Мне многие работы актера Борисова нравятся, например, в зрелищной сказке «Серебряные коньки», вошедшей в топ Netflix. Отличная работа в магическом роуд-муви «Купе номер 6», где ты сыграл работягу и бражника Леху, с которым встретилась в поезде финская искусствоведка, там есть и очевидное развитие характера: в гопнике Лехе просыпается человек, нежность, когда он осторожно вступает в хрупкий мир отношений. Хотя в начале, когда видим его пьяное буйство, мне показалось, ты пережал.

— Возможно, не могу со стороны это оценивать. Просто чувствую: тут лучше, тут что-то не так. Но согласен, там не только начало, много чего пережато. Так это и круто: жизнь идет, что-то удается, что-то не получается. И ладно. Раньше переживал на эту тему. Сейчас думаю, надо учесть ошибки и двигаться дальше.

На что готов ради роли? Я почитала про тебя: не исключаешь зуб потерять, зрачки расширить, проколоть ноздрю, попробовать наркотик…

— Могу сказать, на что не готов.

Не готов разрушать свою семью ради роли, на все остальное готов.

Фото: Антон Карлинер / для «Новой»

А такой вопрос стоит?

— Конечно. Самое сложное и страшное, когда делаешь роль, это то, что с тобой происходит. Это отречение от собственной жизни — вынужденное, временное. Хотя есть шизофреническое непонимание, что есть моя жизнь, моя личность. Все время об этом думаю и не могу найти ответа. Я же постоянно разбираюсь в разных личностях, в которых должен превратиться, что их формирует, чем руководствуются. Мою личность тоже что-то сформировало. А если я могу разобрать на кирпичи, что и как ее сформировало, моя ли это личность? Когда я делаю персонажа, ныряю в него полностью. Отключая часть своей жизни, отключаюсь и от своих близких…

Дома появляется Чужой?

— Странно все это. Да. В экспедиции все проще, понятнее. Другое место, как будто бы кусок другой жизни. А то, что этот персонаж приходит к нам домой, вроде это не совсем я. И непонятно, как проводить внутри себя эту границу. С одной стороны, нужно всем жертвовать ради того, чтобы «священнодействовать». С другой стороны, понимаю: священны-то как раз не роли, а они — дети и жена. Они останутся, они — в живом мире. А не тени на экране. Искусство в принципе субъективно, человеческая жизнь уникальна — потерянный день невозможно вернуть.

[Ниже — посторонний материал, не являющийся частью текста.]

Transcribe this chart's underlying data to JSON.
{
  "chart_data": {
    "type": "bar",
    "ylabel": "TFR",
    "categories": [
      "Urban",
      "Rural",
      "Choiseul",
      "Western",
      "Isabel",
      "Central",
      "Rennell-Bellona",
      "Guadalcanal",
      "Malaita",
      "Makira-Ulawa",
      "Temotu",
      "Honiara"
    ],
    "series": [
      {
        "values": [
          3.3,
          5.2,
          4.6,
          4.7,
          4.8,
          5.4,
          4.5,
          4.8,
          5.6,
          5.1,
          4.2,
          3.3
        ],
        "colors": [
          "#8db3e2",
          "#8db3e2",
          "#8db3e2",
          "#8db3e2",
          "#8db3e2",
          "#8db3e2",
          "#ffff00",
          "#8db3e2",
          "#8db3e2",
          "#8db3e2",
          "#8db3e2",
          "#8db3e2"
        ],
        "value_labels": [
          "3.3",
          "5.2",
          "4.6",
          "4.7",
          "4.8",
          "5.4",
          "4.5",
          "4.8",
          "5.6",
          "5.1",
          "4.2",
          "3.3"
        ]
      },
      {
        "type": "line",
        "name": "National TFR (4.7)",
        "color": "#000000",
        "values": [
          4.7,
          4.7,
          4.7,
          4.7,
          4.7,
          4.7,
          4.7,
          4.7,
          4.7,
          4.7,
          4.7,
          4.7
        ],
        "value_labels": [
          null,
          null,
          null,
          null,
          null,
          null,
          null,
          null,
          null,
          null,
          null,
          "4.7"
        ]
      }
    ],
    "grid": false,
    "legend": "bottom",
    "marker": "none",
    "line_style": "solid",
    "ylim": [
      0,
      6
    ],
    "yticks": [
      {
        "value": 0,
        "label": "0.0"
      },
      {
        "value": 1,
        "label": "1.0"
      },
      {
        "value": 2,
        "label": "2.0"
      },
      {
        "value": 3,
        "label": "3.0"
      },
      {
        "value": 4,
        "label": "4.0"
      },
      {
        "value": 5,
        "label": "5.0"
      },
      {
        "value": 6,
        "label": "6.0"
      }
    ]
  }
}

Есть же такой диагноз — «расстройство множественной личности», в чем-то напоминающий актерство: в одном человеке уживаются разные идентичности, гендер, возраст, интеллект…

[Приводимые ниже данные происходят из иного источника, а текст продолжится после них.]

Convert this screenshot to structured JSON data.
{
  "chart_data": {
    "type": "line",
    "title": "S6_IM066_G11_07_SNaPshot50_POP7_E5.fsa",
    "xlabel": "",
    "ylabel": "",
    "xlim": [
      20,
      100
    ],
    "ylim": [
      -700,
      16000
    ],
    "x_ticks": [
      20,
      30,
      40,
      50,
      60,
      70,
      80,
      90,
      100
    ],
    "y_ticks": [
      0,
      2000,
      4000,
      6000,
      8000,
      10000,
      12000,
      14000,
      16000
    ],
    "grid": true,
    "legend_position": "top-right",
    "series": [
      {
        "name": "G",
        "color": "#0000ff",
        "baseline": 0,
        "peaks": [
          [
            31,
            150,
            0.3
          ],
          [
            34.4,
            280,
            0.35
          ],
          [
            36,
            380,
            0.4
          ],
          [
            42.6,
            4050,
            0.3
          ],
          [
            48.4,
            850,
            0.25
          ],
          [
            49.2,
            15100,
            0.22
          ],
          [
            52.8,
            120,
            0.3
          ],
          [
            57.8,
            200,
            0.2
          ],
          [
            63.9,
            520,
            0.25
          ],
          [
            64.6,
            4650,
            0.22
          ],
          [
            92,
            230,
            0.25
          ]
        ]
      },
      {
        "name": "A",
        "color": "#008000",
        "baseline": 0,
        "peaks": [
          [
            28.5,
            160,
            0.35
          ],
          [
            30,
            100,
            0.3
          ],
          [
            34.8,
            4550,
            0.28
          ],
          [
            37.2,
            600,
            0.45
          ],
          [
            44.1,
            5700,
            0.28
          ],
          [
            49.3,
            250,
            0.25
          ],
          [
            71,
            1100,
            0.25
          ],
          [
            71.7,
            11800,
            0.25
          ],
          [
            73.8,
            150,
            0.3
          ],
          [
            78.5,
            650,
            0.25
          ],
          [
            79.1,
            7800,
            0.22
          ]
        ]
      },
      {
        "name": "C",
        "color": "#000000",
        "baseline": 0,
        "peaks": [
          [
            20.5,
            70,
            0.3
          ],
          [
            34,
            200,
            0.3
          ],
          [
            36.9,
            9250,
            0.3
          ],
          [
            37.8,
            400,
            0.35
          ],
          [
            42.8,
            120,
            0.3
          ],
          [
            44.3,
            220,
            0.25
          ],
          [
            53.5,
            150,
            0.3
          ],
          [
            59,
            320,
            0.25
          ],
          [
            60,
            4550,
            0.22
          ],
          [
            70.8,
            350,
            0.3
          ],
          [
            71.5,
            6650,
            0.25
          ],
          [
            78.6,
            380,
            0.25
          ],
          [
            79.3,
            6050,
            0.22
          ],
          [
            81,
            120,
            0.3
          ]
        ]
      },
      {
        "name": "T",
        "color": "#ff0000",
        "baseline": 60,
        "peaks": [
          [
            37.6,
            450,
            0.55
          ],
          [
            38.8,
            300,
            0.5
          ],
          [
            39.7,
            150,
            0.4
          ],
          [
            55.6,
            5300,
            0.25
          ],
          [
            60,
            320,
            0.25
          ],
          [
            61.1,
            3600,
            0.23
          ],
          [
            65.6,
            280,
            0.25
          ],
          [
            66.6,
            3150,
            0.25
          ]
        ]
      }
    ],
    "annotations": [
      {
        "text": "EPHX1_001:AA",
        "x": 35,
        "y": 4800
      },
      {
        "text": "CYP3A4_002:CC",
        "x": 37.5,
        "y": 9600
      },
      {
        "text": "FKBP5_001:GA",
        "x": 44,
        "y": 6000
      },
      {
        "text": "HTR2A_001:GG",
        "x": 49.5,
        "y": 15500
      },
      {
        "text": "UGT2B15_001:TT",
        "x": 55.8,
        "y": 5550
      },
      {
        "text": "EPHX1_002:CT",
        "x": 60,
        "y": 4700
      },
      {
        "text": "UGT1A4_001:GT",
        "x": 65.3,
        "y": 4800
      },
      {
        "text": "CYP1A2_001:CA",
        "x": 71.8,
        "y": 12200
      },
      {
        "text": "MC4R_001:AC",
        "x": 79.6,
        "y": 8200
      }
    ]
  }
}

— Это самая интересная для меня тема: сосуществование разных идентичностей. И бесконечные вопросы. Мы себя как-то идентифицируем, кажется, что это мы, но это лишь набор нейронных связей, отвечающих за самоидентификацию.

И каждая встреча в жизни меняет их рисунок.

— Не только встреча, любая информация!

Кажется, ты заметно изменился за последние годы насыщенной работы, встреч с режиссерами: со Звягинцевым, Серебренниковым, Бондарчуком, Меркуловой и Чуповым. В такие разные характеры преображался: энкавэдэшник из прошлого («Капитан Волконогов бежал»), бандит из 90-х («Бык»), пришелец то ли с того света, то ли из ЧВК («Мама, я дома»), Алик-афганец («Мир! Дружба! Жвачка!»). Когда заканчивается работа, роли цепляются, оставляют след или ты выбрасываешь их, как однажды выбросил гору ненужных вещей, собрав все памятное в одной коробке?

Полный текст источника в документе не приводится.